Marie, I have experienced the same. I reacted strongly to harmless things -- even smells. One time, I was in a yoga class, and the instructor suggested, "How about if we all turn our mats in a different direction today?" And out of my mouth came "NO." This was completely unlike me ... I was normally the most compliant person you could imagine. But at that time, I could not tolerate even this tiny change in routine.
I came to understand it was due to the trauma of having lived in the situation I was living in. My alcoholic didn't even have to be in the room or the building when these things triggered me. But my brain had been affected. I went to therapy, which helped, and to Alanon, which also helped. It was not a quick fix, but over time I no longer am bothered by these triggers.
Moving can be so hard because we are changing the things that made us secure. Even if it is a bad thing we moved away from. Be patient with yourself and give yourself a pat on the back sometimes.
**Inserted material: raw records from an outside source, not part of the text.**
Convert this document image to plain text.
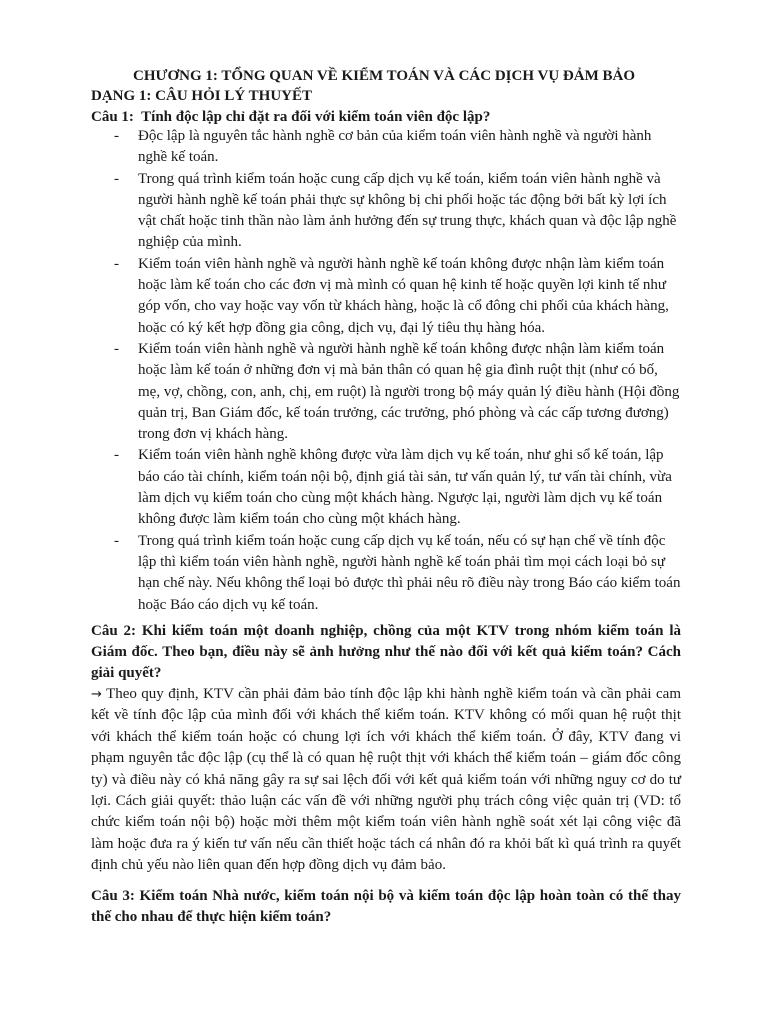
CHƯƠNG 1: TỔNG QUAN VỀ KIỂM TOÁN VÀ CÁC DỊCH VỤ ĐẢM BẢO
DẠNG 1: CÂU HỎI LÝ THUYẾT
Câu 1:  Tính độc lập chỉ đặt ra đối với kiểm toán viên độc lập?

- Độc lập là nguyên tắc hành nghề cơ bản của kiểm toán viên hành nghề và người hành nghề kế toán.

- Trong quá trình kiểm toán hoặc cung cấp dịch vụ kế toán, kiểm toán viên hành nghề và người hành nghề kế toán phải thực sự không bị chi phối hoặc tác động bởi bất kỳ lợi ích vật chất hoặc tinh thần nào làm ảnh hưởng đến sự trung thực, khách quan và độc lập nghề nghiệp của mình.

- Kiểm toán viên hành nghề và người hành nghề kế toán không được nhận làm kiểm toán hoặc làm kế toán cho các đơn vị mà mình có quan hệ kinh tế hoặc quyền lợi kinh tế như góp vốn, cho vay hoặc vay vốn từ khách hàng, hoặc là cổ đông chi phối của khách hàng, hoặc có ký kết hợp đồng gia công, dịch vụ, đại lý tiêu thụ hàng hóa.

- Kiểm toán viên hành nghề và người hành nghề kế toán không được nhận làm kiểm toán hoặc làm kế toán ở những đơn vị mà bản thân có quan hệ gia đình ruột thịt (như có bố, mẹ, vợ, chồng, con, anh, chị, em ruột) là người trong bộ máy quản lý điều hành (Hội đồng quản trị, Ban Giám đốc, kế toán trưởng, các trưởng, phó phòng và các cấp tương đương) trong đơn vị khách hàng.

- Kiểm toán viên hành nghề không được vừa làm dịch vụ kế toán, như ghi sổ kế toán, lập báo cáo tài chính, kiểm toán nội bộ, định giá tài sản, tư vấn quản lý, tư vấn tài chính, vừa làm dịch vụ kiểm toán cho cùng một khách hàng. Ngược lại, người làm dịch vụ kế toán không được làm kiểm toán cho cùng một khách hàng.

- Trong quá trình kiểm toán hoặc cung cấp dịch vụ kế toán, nếu có sự hạn chế về tính độc lập thì kiểm toán viên hành nghề, người hành nghề kế toán phải tìm mọi cách loại bỏ sự hạn chế này. Nếu không thể loại bỏ được thì phải nêu rõ điều này trong Báo cáo kiểm toán hoặc Báo cáo dịch vụ kế toán.

Câu 2: Khi kiểm toán một doanh nghiệp, chồng của một KTV trong nhóm kiểm toán là Giám đốc. Theo bạn, điều này sẽ ảnh hưởng như thế nào đối với kết quả kiểm toán? Cách giải quyết?
→ Theo quy định, KTV cần phải đảm bảo tính độc lập khi hành nghề kiểm toán và cần phải cam kết về tính độc lập của mình đối với khách thể kiểm toán. KTV không có mối quan hệ ruột thịt với khách thể kiểm toán hoặc có chung lợi ích với khách thể kiểm toán. Ở đây, KTV đang vi phạm nguyên tắc độc lập (cụ thể là có quan hệ ruột thịt với khách thể kiểm toán – giám đốc công ty) và điều này có khả năng gây ra sự sai lệch đối với kết quả kiểm toán với những nguy cơ do tư lợi. Cách giải quyết: thảo luận các vấn đề với những người phụ trách công việc quản trị (VD: tổ chức kiểm toán nội bộ) hoặc mời thêm một kiểm toán viên hành nghề soát xét lại công việc đã làm hoặc đưa ra ý kiến tư vấn nếu cần thiết hoặc tách cá nhân đó ra khỏi bất kì quá trình ra quyết định chủ yếu nào liên quan đến hợp đồng dịch vụ đảm bảo.
Câu 3: Kiểm toán Nhà nước, kiểm toán nội bộ và kiểm toán độc lập hoàn toàn có thể thay thế cho nhau để thực hiện kiểm toán?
PTSD is alive and well in all its forms. I did trauma therapy because of past present stuff. I find that acknowledging that yes I feel the way I do and that's ok .. Having a safe space to go to in my mind .. It's a moment not my entire life. It really is a feeling not a fact .. keeps me grounded I those moments of meltdown. They used to happen often .. You would have thought I was a war veteran based upon my responses to things. I never could sit with my back open I always had to face out and know where all my exists were .. There are specific smells that used to send my into anxiety attacks at the time I didn't even know that's what it was. I really encourage you to be gentle with yourself. This is a very psychology damaging disease to the people around it. The actual A's .. I can't imagine and it doesn't excuse the behavior on their part. After surviving the abuse for 20 years it's time to live .. That's the journey Of healing. Big hugs. :) it does get better ..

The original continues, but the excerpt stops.